In 2011, Colorado's obesity rate was 20.7 percent — the lowest in the nation.
Between 2005 and 2009, Colorado remained the sole state with an obesity rate below 20 percent. Now, no state falls into that category, the CDC says.
In 2011, 39 states had obesity rates of over 25 percent, and 12 had obesity rates over 30 percent. The highest obesity rate was in Mississippi, in which 34.9 percent of the population is obese.
Obesity rates were high in the South in general, with about 30 percent of people in that region qualifying as obese. In the Midwest, the rate was 29 percent, followed by the Northeast at 25 percent, and the West at 24 percent.
After Colorado, the lowest obesity rates were found in Hawaii (21.8 percent), Massachusetts (22.7 percent), and New Jersey and Washington D.C. (both 23.7 percent).

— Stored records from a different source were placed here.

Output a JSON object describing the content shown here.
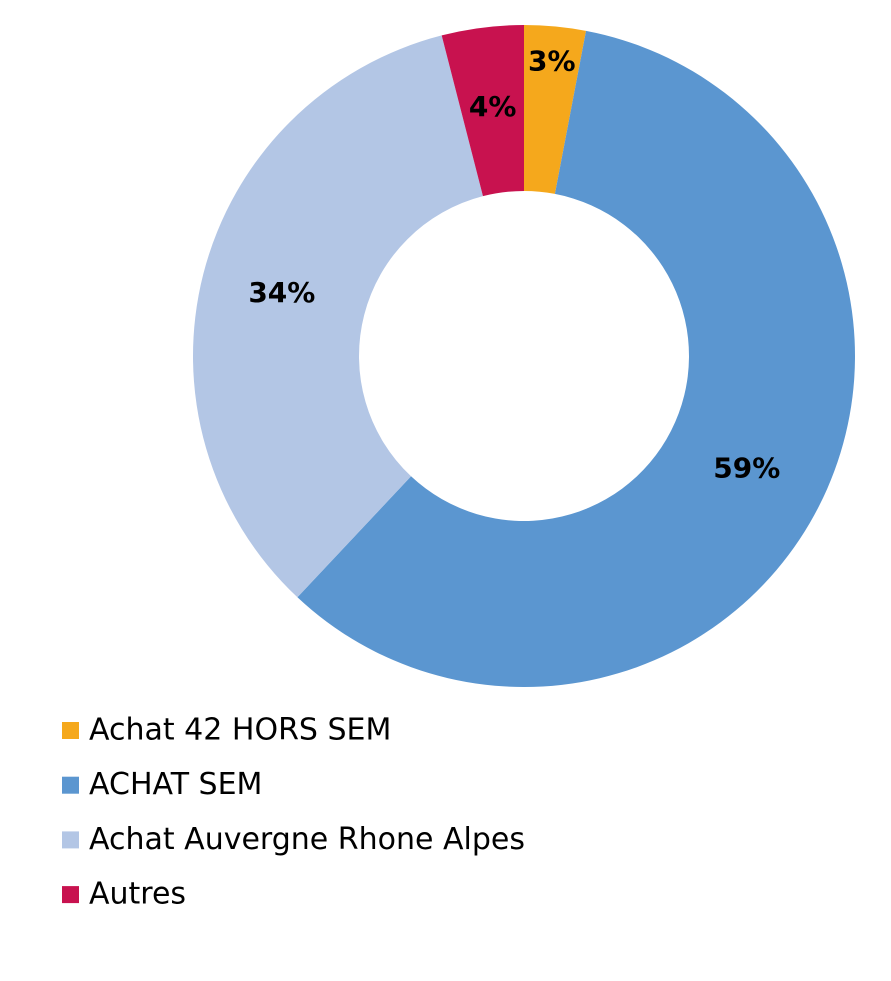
{
  "chart_data": {
    "type": "donut",
    "categories": [
      "Achat 42 HORS SEM",
      "ACHAT SEM",
      "Achat Auvergne Rhone Alpes",
      "Autres"
    ],
    "values": [
      3,
      59,
      34,
      4
    ],
    "value_labels": [
      "3%",
      "59%",
      "34%",
      "4%"
    ],
    "colors": [
      "#f5a81c",
      "#5b96d0",
      "#b3c6e5",
      "#c8124f"
    ],
    "legend": "bottom-left"
  }
}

After Mississippi, the states with the highest obesity rates were: Louisiana (33.4 percent), West Virginia (32.4 percent), Alabama (32 percent) and Michigan (31.3 percent).
Because the CDC made changes in the way it collects information about obesity in the country, estimates from 2011 onward cannot be compared with estimates made in the past. The current estimates come from a telephone survey known as the Behavioral Risk Factor Surveillance System, a national telephone survey that now includes cellphone-only households, as well as those with landlines.
Complications of obesity include heart disease, stroke, Type 2 diabetes and certain types of cancer, the CDC says.